Speaker 1:That's great, and I'm just going to do a shameless plug for HCW's rising tides. If you're an organization that believes, as we do, that those in the global south have to be at these tables, have to be in these rooms and at these conversations, as you know, travel from the global south to the global north is not easy and it's not inexpensive. Hcw is setting up a scholarship fund. If you want to contribute to that scholarship fund and help an expert like David travel from the Global South to rising tides in February of 2025, please reach out, email me, reach out to HCW and we'll help you figure out how you can donate to this really important scholarship opportunity. So I have one last question. This is the last question that we ask all of our guests and that is just really briefly. What keeps you hopeful about the future in your work?
Speaker 3:Yeah, one thing that keeps me hopeful about the future and you know most especially the work we do is with people around the world that are willing to put in their best energy and support and commitment to see that every child gets a love in their family, to see that every child gets a loving family. That is one thing that keeps me hopeful and keeps me going, and you know we may want to, around the world, make sure that we have every child in a safe and loving family.
Speaker 1:Yeah, David.
Speaker 2:Yeah, well, I'm really hopeful, you know, looking at different approaches and our efforts that we've adopted over time and we are still learning to promote the best practices for serving children, um, in this part of the world and even some other parts, makes me really hopeful that someday or very soon we'll have a farm grip on the things that will really maintain families and prevent family separation. Because as we move along, we know there are people who are like game changers, people who influence things and as we preach our best practices, I am sure one day it will really sink deep down into their hearts and they can change the way we care for children. So that's my hope for what we do currently.

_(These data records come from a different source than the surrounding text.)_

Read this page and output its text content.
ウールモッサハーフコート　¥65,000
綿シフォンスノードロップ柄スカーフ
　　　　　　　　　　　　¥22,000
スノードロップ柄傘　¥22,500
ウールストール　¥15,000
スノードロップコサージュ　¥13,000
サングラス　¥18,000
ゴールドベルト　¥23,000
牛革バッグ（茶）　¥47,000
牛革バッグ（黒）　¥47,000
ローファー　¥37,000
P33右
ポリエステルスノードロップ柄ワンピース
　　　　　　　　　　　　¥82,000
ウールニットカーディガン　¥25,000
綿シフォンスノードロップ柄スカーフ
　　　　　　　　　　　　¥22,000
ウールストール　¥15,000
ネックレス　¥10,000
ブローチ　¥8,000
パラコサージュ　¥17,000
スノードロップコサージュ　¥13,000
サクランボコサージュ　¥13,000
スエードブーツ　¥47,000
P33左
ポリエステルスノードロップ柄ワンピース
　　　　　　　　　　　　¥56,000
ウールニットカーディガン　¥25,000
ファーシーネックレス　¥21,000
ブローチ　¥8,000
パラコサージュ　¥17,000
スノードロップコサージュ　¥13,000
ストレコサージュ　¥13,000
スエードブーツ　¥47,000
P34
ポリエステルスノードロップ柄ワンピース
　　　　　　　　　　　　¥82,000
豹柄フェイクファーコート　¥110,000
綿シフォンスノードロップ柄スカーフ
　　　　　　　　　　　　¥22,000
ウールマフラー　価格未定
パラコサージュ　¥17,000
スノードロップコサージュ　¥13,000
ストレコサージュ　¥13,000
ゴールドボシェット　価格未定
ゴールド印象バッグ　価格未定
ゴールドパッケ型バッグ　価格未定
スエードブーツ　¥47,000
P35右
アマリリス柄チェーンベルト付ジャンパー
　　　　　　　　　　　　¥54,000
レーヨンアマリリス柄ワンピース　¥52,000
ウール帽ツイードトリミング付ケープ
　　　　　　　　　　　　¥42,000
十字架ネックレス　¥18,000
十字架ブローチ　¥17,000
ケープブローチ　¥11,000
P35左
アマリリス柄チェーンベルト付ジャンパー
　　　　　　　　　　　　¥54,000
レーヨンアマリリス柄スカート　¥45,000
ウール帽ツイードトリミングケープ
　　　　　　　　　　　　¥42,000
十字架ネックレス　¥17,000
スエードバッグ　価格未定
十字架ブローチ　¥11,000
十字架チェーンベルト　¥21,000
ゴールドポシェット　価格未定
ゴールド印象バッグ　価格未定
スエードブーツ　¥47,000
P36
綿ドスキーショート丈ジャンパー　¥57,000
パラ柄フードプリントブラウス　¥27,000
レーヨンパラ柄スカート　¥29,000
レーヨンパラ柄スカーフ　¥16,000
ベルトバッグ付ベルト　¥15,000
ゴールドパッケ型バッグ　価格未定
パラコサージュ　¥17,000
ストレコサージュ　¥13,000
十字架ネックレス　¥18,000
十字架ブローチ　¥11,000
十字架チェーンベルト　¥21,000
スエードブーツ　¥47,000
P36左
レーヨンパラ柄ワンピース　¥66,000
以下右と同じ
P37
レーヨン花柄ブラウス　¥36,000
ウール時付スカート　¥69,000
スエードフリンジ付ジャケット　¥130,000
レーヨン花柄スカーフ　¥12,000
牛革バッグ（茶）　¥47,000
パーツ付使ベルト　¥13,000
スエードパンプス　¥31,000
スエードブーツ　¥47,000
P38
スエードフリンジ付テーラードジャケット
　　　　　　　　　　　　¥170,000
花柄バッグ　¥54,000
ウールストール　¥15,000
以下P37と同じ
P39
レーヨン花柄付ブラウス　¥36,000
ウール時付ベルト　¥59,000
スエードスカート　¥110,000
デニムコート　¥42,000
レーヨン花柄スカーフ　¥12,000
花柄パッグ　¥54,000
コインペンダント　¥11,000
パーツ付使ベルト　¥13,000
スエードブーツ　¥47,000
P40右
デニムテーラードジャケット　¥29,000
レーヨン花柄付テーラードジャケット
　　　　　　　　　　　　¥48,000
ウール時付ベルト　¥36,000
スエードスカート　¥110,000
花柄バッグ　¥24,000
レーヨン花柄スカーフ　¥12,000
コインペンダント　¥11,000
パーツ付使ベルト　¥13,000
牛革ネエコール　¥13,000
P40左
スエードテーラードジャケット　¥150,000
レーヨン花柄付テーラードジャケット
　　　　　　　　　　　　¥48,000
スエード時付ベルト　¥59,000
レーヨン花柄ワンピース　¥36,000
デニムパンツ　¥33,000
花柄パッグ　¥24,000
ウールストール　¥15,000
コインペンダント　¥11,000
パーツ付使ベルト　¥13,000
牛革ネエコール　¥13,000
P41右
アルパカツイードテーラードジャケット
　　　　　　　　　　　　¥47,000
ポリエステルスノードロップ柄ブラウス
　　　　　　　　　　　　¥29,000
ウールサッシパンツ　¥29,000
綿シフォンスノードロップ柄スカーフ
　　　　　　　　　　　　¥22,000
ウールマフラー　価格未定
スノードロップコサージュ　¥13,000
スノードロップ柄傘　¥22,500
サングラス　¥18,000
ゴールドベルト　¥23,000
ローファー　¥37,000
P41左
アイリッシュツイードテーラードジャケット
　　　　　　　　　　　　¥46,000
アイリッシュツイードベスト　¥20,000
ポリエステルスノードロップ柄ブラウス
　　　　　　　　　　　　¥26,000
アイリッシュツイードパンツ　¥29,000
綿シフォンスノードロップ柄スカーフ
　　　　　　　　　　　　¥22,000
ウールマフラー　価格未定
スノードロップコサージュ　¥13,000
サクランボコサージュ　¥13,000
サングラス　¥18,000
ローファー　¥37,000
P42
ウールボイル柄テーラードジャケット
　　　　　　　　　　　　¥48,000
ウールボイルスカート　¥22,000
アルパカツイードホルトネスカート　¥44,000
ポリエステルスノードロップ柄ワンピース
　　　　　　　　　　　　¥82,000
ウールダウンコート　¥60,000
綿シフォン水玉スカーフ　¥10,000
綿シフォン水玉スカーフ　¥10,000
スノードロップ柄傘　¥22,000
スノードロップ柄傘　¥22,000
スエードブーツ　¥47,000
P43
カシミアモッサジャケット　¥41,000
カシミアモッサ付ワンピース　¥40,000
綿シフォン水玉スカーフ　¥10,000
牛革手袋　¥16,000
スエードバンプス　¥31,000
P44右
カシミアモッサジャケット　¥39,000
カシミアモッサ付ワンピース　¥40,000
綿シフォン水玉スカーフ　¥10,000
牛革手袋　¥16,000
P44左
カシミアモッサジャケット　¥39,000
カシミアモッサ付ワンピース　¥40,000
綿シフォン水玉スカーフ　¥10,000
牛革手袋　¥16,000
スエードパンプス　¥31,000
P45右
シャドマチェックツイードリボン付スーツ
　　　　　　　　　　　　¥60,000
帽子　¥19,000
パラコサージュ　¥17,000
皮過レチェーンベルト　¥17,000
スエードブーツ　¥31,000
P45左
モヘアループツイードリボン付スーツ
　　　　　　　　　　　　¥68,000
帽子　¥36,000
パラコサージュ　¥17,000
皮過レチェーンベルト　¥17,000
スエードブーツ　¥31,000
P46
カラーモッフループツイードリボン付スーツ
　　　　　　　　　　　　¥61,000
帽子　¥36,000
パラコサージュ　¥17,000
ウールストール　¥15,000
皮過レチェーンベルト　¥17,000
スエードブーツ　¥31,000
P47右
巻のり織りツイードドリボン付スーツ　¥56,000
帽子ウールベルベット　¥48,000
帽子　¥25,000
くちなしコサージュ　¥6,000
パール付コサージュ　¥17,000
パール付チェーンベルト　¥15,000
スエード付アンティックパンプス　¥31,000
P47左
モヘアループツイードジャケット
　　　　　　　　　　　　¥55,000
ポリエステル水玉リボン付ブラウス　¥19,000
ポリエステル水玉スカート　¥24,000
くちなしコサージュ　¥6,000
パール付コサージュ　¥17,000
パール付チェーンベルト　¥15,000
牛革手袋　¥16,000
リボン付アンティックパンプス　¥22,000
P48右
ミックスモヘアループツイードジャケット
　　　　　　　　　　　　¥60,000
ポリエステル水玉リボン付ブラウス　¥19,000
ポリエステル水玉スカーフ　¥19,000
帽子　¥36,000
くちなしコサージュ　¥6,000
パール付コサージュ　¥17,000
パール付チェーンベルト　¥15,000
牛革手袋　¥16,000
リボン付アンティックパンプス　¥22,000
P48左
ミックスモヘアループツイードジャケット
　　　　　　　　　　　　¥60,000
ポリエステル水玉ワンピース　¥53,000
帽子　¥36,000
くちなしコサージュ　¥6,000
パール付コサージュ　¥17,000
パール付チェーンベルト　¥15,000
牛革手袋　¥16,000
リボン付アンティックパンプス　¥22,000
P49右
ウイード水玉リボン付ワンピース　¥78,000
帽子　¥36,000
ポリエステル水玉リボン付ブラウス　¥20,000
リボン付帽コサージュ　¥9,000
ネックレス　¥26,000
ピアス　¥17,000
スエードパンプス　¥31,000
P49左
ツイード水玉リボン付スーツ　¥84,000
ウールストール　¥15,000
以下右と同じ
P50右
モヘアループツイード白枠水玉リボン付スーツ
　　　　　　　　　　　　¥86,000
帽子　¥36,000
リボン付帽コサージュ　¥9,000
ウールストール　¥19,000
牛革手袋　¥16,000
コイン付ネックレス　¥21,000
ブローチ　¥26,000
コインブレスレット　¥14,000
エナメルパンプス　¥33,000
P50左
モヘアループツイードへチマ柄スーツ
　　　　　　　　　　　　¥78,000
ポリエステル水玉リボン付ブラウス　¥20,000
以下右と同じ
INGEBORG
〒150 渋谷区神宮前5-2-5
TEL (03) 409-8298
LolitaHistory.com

Speaker 1:Yeah, so we've talked a lot about, obviously, about CAFO, and I just want to, before I wrap up, just want to thank the Christian Alliance for Orphans for having their annual summit, for convening this important event every year. We think that our collaboration, our involvement at CAPO has been really enriching in a lot of ways, and so I just want to say thank you to CAPO and then just end by saying that we're always grateful when you tune into Optimistic Voices. We're thankful that you choose to listen to us. We believe that it is a big and messy and difficult world out there and there are a lot of challenges that particularly these guys face in their work in the global South, and there is no shortage of need and challenge and difficulty in the work that they do. But we also believe that with radical courage and radical collaboration together we really can change the world. So thanks, guys, for being on this episode with us and thanks for making the trip.
Speaker 2:Thank you, thank you and bye, bye, thank you.